Comme si la deuxième explication ne valait pas grand’chose, M. Welvert nous en offre une troisième. Est-ce que vous auriez horreur d’imaginer que Barnave eût promis, juré le secret à la Reine Marie-Antoinette ? Or, Marie-Antoinette n’est plus là pour le délier de son serment devant le tribunal révolutionnaire. « Chevaleresque comme il l’était, » il a dû se faire un scrupule de se parjurer. « Il se trouvait dans l’alternative ou d’altérer la vérité, sans autre préjudice que pour sa mémoire, ou de découvrir un secret qui eût achevé d’accabler la mémoire de la Reine.
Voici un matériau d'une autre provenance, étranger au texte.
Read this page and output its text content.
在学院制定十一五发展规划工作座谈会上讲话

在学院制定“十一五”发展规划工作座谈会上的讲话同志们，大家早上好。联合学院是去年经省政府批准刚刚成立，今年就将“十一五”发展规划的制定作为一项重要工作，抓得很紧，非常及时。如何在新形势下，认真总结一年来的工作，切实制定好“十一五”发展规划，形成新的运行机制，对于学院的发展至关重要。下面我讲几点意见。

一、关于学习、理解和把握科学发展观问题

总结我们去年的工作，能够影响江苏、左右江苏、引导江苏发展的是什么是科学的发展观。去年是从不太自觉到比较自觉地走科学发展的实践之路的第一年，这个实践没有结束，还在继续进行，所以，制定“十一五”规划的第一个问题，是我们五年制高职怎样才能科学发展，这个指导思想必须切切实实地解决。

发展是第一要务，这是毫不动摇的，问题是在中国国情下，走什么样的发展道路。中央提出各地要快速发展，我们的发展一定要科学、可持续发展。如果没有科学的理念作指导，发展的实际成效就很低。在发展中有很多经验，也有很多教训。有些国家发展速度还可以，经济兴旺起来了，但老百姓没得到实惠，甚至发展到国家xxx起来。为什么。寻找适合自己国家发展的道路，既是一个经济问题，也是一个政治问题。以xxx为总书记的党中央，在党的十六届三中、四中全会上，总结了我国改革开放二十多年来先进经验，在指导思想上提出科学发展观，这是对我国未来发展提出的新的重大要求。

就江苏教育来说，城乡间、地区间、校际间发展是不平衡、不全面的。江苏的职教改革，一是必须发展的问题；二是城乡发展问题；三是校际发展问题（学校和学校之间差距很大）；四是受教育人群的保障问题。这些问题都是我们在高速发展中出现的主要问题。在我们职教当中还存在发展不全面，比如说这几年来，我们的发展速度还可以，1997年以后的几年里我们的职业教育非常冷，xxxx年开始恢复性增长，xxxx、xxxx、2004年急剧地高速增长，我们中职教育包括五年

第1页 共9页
Entre un mensonge et une infamie, il n’était pas dans le caractère de Barnave d’hésiter : qui oserait lui en faire un reproche ? » Personne ! Mais veuillez, en outre, ne pas oublier que Barnave se défendait, qu’il avait ce diable de Fouquier-Tinville à ses trousses, et que peut-être il n’espérait pas beaucoup de sauver sa tête, mais qu’il y tâchait, et qu’il ne plaidait pas pour autre chose. Avouer qu’il avait eu, avec la Reine, cette correspondance et des entrevues, autant valait donner sa tête à couper, sans la défendre et sans plaider. Du moment qu’il plaidait sa cause et du moment qu’il ouvrait la bouche pour se défendre, il devait nier ses relations avec la Reine. Son mensonge n’avait pas beaucoup de chances de réussir : mais il n’avait, lui Barnave, pas d’autre chance de réussir que par ce moyen-là. Il a menti : il a bien fait ; mais dites-le. Et renoncez à le trouver chevaleresque à ce propos.


ANDRE BEAUNIER.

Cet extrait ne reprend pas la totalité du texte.